If a plan fails to strictly adhere to all the requirements of the internal claims and appeals process, the claimant is considered to have exhausted the internal claims and appeals process and may proceed to request an external review and pursue any available remedies under applicable law, such as judicial review. The final regulations contain an exception to this strict adherence standard for errors or “violations” that are minor and that meet “certain other specified conditions” such as “non-prejudicial”; attributable to good cause or matter beyond the plan's control; or not reflective of a pattern or practice of non-compliance.
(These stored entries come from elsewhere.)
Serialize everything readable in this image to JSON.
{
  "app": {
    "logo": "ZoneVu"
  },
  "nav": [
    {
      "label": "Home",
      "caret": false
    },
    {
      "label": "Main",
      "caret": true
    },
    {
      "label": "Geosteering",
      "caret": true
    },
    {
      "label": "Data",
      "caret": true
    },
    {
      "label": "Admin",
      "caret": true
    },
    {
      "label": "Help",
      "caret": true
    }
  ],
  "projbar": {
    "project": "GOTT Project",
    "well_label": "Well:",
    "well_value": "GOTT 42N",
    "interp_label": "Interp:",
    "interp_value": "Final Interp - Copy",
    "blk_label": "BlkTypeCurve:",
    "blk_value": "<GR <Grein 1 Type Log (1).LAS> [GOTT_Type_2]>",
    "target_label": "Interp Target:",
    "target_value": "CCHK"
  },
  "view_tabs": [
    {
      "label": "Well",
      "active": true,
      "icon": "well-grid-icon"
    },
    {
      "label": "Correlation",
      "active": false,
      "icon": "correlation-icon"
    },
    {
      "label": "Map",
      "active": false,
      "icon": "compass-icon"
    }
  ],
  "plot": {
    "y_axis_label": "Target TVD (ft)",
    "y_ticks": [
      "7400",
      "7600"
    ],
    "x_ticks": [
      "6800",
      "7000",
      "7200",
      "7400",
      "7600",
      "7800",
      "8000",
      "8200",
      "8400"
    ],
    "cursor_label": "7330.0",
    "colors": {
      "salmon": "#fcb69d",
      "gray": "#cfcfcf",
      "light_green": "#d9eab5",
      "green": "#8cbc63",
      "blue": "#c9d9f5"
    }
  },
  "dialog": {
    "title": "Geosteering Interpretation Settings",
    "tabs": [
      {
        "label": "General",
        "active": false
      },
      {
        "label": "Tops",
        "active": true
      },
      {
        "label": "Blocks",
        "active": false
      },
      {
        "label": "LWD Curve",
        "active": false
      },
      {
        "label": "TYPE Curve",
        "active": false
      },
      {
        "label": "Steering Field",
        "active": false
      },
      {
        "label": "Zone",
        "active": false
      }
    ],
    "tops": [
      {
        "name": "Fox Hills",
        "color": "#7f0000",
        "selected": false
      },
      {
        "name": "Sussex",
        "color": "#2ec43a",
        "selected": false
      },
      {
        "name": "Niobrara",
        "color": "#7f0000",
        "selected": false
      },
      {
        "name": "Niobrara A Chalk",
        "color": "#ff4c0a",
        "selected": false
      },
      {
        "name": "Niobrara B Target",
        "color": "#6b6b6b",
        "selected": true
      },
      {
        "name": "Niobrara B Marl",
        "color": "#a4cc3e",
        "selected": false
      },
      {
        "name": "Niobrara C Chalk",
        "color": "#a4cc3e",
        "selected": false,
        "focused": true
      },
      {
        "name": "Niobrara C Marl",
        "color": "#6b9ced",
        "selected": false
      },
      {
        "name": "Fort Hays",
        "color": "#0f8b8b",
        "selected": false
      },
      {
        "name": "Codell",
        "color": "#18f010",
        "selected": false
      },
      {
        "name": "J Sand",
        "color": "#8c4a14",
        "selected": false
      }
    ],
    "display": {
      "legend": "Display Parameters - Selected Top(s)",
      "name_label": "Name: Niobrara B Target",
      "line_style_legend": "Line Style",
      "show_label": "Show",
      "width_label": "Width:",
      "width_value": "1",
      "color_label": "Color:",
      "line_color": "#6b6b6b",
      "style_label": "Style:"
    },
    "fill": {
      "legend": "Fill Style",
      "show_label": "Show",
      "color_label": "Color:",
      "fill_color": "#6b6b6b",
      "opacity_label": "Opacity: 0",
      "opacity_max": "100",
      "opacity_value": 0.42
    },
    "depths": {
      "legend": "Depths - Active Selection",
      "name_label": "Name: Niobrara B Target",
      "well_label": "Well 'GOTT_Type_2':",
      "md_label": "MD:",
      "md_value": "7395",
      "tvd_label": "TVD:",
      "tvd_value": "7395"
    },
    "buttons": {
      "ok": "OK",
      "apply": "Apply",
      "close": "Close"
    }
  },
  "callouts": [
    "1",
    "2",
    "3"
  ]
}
Pending the outcome of an internal appeal, a plan and issuer must provide continued coverage, which, under the DOL claims procedure regulation, means that a plan or issuer may not reduce or terminate an ongoing course of treatment without providing advance notice and an opportunity for advance review. In urgent care and in ongoing course of treatment situations, individuals may seek expedited external review at the same time as the internal appeals process, under the external review process of either a state or the federal government, according to the Uniform Health Carrier External Review Model Act issued by the NAIC (NAIC Uniform Model Act).
Once the internal claims appeals process has been exhausted, claimants will have the option of requesting a review by an independent external review organization, generally known as an Independent Review Organization (IRO).
The IRO does not have to give deference to the plan sponsor’s earlier claims and appeals decisions, but it must observe written terms of the plan document.
External review differs from the existing claims and appeals procedure because the final decision on the claim would be made by the IRO. The decision of the IRO is binding on the plan.
Under the Department's regulations the scope of the external review process applies to:
An adverse beneﬁt determination, including a ﬁnal internal adverse beneﬁt determination, by a plan that involves medical judgment, including but not limited to those based on the plan's requirements for medical necessity, appropriateness, health care setting, level of care, or effectiveness of a covered beneﬁt; or its determination that a treatment is experimental or investigational; and
A rescission of coverage (regardless of whether or not the rescission has any effect on any particular beneﬁt at that time).